Ele testemunhou o primeiro deslizamento de barreira do Córrego do Sargento na década de 1970, que matou 8 pessoas. Em 2010, outra tragédia climática ocorreu e o aposentado foi quem liderou os moradores na busca pelos corpos de Laodicéia, seu companheiro e suas três filhas de 2, 9 e 12 anos, à noite, no meio do barro e sem eletricidade.
Cinco lençóis cobriram as vítimas do descaso e do racismo. Eu sempre lembro das meninas magrinhas que corriam por aqui. A dúvida se era só apenas elas das cinco filhas de Laodicéia que estavam no meio do barro. O silêncio dos moradores para ouvir os gritos, as lanternas ligadas, o choro, o barro, a chuva, a lama, o amontoado de gente emudecida, a tristeza. Carol, filha mais velha que estava com 13 anos e grávida de seu segundo filho, ouviu o barulho da morte de sua casa.
Em breve vou comprar um carro para poder socorrer o povo a tempo. Já socorri muita gente, vítima de bala e de tudo quanto é coisa. Às vezes é a maior agonia pra fazer isso porque não tem carro. Até no carro de mão a gente já socorreu gente aqui
O direito ao brincar das crianças negras deve ser respeitado
©Lucas Delmas
A primeira infância dos netos de Seu Djalma, Andrezinho, Arielle e Ayla que ainda está para nascer, passa longe de ser a ideal. Segundo a jornalista e pesquisadora Mayara Penina, “uma criança tem direito a brincar quando ela consegue brincar livremente sem barreiras e obstáculos. Acho que tem alguns obstáculos que as crianças brasileiras enfrentam nas grandes cidades, por exemplo, muitas crianças têm um problema da violência urbana, então, na maioria das vezes os espaços não são seguros para que as crianças saiam de casa e brinquem livremente ou quando sai tem uma questão de zeladoria, de conservação dos equipamentos públicos em algumas áreas de algumas cidades. E aí muitas vezes, nem tem uma pracinha, uma área verde, espaços naturais que as crianças possam brincar”.
A morte de Lucas, em 2022, ecoa as tragédias enfrentadas por famílias nos anos 70, no Córrego do Sargento, e em 2010, no mesmo território.
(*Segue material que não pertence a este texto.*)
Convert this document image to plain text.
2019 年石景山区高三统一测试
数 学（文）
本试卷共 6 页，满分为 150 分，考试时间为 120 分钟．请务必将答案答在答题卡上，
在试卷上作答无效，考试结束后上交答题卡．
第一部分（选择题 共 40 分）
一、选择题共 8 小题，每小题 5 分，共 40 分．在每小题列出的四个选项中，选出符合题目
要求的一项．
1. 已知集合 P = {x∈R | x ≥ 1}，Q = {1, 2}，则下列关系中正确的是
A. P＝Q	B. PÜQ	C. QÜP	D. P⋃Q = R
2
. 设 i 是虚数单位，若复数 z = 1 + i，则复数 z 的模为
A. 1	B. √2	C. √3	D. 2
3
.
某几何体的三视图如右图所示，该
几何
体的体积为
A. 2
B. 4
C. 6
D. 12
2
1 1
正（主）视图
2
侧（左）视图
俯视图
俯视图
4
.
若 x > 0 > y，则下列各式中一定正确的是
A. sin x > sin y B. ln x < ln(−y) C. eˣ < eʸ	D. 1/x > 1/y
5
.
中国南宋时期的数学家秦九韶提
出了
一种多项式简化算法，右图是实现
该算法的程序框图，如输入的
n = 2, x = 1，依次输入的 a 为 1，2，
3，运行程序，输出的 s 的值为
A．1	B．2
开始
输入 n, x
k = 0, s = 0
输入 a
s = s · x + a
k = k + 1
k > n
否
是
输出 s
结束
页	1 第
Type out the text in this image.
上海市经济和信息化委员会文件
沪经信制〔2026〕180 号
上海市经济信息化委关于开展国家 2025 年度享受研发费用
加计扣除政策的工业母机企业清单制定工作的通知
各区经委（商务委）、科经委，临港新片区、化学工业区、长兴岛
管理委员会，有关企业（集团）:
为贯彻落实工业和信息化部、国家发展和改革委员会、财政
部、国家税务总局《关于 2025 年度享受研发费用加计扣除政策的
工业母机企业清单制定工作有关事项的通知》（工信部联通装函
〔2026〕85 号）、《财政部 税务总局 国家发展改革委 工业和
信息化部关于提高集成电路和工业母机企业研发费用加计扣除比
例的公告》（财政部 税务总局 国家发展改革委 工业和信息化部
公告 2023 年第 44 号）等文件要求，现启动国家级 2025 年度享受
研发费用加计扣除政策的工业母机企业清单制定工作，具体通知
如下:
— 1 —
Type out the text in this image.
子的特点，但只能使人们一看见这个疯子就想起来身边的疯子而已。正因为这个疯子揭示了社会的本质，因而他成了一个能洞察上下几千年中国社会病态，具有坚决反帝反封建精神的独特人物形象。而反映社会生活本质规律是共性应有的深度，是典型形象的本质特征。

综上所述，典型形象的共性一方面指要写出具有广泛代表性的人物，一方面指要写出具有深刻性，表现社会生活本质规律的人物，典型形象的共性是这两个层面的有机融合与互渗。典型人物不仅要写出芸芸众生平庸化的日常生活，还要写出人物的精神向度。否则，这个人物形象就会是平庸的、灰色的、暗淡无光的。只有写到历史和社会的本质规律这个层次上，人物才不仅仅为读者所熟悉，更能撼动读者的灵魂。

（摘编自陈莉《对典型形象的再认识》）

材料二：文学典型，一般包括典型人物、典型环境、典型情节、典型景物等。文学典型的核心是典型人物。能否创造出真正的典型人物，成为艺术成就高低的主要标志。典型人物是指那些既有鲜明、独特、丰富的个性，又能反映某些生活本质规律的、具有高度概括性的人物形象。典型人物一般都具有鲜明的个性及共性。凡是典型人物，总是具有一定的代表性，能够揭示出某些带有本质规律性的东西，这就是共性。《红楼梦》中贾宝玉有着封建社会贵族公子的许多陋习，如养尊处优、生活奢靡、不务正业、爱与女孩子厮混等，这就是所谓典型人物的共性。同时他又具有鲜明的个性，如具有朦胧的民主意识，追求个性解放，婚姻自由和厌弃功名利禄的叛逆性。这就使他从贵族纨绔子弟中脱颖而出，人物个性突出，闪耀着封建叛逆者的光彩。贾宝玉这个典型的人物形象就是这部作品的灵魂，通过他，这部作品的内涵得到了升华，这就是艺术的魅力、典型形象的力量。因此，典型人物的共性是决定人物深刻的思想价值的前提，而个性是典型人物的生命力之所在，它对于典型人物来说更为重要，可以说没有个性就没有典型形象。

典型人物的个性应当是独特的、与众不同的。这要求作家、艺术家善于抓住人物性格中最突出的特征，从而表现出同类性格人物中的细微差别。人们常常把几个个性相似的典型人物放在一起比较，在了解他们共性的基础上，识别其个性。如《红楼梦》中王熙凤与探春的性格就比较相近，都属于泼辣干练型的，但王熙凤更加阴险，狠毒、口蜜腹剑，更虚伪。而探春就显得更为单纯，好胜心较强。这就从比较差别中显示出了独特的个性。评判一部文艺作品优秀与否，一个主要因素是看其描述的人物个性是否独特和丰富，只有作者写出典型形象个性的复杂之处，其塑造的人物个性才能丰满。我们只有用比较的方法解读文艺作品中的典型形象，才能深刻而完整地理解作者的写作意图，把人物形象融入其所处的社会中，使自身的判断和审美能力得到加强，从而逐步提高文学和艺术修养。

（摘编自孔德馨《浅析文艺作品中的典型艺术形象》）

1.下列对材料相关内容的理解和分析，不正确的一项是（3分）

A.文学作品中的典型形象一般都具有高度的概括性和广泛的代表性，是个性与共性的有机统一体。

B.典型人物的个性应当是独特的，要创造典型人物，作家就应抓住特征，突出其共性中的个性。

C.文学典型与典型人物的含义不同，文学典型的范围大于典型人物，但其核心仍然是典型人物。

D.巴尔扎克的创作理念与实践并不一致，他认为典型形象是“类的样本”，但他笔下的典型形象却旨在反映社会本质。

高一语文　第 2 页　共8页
A pergunta persistente é: por que somente em 2023, quase 60 anos depois, a barreira de Rosa, a mesma que causou fatalidades nos anos 70, matando 8 pessoas e destruindo diversas casas, está sendo pavimentada?
— Eu queria morar aqui, tia.
— Por que? Aqui tem prédios, tu gosta de rua. Nem vai poder brincar na rua.
— Mas eu vou ter uma sala massa e poder brincar bem muito na sala porque ela vai ser muito grandeeeee.
Jozilene e seus filhos
©Lucas Delmas
A família desta reportagem mora no início da rua Frei Jorge, localizada comunidade do Córrego do Sargento, zona norte do Recife, capital de Pernambuco. A casa se divide em duas partes, conectadas por escada de pedras e musgos escorregadia durante as chuvas. No início da escada, fica a sala de estar e no final da subida, um espaço aberto, onde aconteceu a entrevista. Ao lado, há um galpão, com materiais de consertos de roupas e sapatos, área onde o marido de Jozilene trabalha.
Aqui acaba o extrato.